The 19th Century Terrorist Who Left Paris Burning

The 19th Century Terrorist Who Left Paris Burning

Jeanette Lamb - February 9, 2017

The French anarchist Émile Henry was just twenty-one years old when he rocked the streets of Paris for the last time before being captured and finally executed – guillotine style. On a wintry February day in 1894, before leaving his tiny apartment, he accessorized his attire with a revolver, a poison-tipped blade, and a homemade bomb that he slipped comfortably into the pocket of his overcoat.

He wandered around the most upscale streets of Paris, going from cafe to cafe until he settled on waiting for an hour in the Gare Saint-Lazare area for enough people to arrive before setting light to the bomb inside Café Terminus. More than anything, he wanted the place to be bustling with possible victims.

The 19th Century Terrorist Who Left Paris Burning
Gare Saint-Lazare, circa 1890. Pompiers

Émile Henry was vehemently against the bourgeoisie class which he claimed was his primary target. He said during his trial that he wanted to kill as many of them as possible. Although in the end, the cafe bombing left only one dead and several wounded. What drove a young, bright man to act out his convictions and desire to destroy society? Henry’s personal life was sewn together from a hodgepodge of details. He was bright and by the age of 16 his education was funded by an academic scholarship; he was eventually accepted to a top-notch French university, but soon lost interest in pursuing that path. He lost most of his jobs – one of the last was lost after his boss found a translated Italian newspaper at his work desk called, “Long live theft, long live dynamite!” The 20-year-old had been reading about how to make nitroglycerin during his work shifts.

Émile Henry joined the anarchist movement as recently in 1891 when he was just 19. He had a passion for it and threw himself headlong into understanding its purpose. Any lack of hesitancy to absorb the radical vocation may hinge on familiarity; he was born to a revolutionist line of ancestors; his father and brother were both members of radical fringe groups. His brother, in particular, was an anarchist enthusiast.

The more Henry learned about the revolutionary cause, the more he embraced its ideology. He concluded that while coming of age, he and those around him had been educated to think the world was one way when in fact, it was another. Henry noted that he and his generation were taught that if one was bright, educated, and worked hard, the outcome was that doors offering a variety of opportunities would open. Likewise, he was taught that equality and justice were, above all, the basis upon which French society was established and should be revered. Yet none of this reflected what he witnessed happening in the world around him. To his horror, the opposite was true. He saw those who were getting ahead in life were the least honest and the least deserving.

It was always the more malevolent characters advancing the most, and with ease. Anyone with a sinister or subservient disposition willing to follow along on the trail of degradation and deceit would be rewarded.
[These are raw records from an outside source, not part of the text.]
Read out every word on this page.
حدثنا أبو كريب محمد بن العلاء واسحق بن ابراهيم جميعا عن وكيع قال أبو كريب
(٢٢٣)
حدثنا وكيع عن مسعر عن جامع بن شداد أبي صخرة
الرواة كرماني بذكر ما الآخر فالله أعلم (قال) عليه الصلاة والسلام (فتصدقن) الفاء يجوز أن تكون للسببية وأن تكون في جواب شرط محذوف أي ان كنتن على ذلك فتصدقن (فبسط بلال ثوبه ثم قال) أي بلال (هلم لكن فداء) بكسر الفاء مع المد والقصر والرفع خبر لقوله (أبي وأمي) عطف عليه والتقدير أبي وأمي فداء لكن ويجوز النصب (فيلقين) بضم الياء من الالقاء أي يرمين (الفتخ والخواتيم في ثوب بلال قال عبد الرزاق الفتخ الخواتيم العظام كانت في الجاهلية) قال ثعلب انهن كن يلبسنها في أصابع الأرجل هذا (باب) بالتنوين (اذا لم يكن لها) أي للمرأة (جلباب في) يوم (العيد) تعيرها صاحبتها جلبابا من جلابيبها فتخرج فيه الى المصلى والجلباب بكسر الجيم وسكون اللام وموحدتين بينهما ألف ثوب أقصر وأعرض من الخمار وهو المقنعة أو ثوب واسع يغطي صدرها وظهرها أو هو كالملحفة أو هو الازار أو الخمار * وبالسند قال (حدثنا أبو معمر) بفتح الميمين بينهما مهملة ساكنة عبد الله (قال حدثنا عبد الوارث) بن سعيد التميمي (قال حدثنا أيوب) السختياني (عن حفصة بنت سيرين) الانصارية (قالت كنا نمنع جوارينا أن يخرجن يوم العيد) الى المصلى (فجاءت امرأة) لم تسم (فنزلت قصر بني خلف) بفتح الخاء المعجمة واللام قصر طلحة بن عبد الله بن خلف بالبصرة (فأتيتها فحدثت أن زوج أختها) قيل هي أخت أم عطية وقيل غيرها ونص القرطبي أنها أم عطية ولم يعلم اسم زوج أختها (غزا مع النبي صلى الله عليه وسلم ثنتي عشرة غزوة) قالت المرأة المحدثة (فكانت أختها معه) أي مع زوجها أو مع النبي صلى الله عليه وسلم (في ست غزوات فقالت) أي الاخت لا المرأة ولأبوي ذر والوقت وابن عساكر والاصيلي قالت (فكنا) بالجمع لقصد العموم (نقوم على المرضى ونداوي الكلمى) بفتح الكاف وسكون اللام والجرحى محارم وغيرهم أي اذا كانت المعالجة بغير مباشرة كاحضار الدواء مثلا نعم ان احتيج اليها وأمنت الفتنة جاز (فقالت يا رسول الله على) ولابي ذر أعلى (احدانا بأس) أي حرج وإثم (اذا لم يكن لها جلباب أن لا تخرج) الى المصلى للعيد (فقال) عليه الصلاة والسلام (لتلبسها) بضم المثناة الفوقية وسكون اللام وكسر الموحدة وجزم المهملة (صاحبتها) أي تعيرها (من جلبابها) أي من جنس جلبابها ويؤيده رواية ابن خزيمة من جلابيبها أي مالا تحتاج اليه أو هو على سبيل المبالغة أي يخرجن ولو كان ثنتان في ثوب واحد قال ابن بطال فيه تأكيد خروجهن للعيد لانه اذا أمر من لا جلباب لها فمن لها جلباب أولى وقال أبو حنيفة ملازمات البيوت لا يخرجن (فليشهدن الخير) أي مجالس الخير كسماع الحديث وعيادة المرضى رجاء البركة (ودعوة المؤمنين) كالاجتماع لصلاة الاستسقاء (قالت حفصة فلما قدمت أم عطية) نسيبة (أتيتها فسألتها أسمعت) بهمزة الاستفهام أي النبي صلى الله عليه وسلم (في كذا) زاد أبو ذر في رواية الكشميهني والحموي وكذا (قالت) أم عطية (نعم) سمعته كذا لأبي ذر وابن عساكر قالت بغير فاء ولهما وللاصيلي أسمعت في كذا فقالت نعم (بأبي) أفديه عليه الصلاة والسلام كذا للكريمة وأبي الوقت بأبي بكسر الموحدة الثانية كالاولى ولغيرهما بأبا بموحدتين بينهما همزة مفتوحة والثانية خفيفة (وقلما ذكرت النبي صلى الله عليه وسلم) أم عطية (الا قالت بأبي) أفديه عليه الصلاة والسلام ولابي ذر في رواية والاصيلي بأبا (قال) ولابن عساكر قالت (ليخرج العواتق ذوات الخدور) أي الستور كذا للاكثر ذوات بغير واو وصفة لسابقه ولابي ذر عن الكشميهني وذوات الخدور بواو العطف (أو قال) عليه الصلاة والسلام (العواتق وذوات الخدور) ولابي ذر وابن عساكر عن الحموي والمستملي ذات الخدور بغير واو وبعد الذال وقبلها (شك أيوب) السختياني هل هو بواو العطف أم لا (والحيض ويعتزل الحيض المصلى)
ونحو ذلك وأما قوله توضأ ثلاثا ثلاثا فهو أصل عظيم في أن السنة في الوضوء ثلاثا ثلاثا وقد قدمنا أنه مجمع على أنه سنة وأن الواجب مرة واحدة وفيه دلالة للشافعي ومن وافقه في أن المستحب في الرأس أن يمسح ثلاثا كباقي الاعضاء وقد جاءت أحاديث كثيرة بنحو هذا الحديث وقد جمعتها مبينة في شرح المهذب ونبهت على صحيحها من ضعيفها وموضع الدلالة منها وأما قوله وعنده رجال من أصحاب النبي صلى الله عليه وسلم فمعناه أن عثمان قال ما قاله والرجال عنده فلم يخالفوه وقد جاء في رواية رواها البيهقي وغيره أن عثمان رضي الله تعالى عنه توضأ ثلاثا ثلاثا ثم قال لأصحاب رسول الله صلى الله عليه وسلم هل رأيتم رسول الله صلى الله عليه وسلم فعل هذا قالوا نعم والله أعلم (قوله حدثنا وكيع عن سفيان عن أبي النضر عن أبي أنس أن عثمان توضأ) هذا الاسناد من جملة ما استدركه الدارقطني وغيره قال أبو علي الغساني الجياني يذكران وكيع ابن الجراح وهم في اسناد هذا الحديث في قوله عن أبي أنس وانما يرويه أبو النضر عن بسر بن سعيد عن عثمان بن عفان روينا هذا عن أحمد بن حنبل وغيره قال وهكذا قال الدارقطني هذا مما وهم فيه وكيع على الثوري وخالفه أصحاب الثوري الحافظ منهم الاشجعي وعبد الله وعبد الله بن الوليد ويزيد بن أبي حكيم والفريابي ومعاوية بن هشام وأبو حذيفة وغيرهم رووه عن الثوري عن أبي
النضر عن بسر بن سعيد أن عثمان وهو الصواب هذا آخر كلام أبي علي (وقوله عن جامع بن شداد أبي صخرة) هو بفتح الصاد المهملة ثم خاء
Factory owners disproportionately kept massive profits and underpaid their workers, politicians took bribes, police upheld the corrupt system; the injustice riled Henry. He devoted himself to bringing down the system. For a short time, Henry toyed with the socialist movement but found it did not appeal to him. He asserted, as an established order, that socialism was no better than the rotten society he was living in.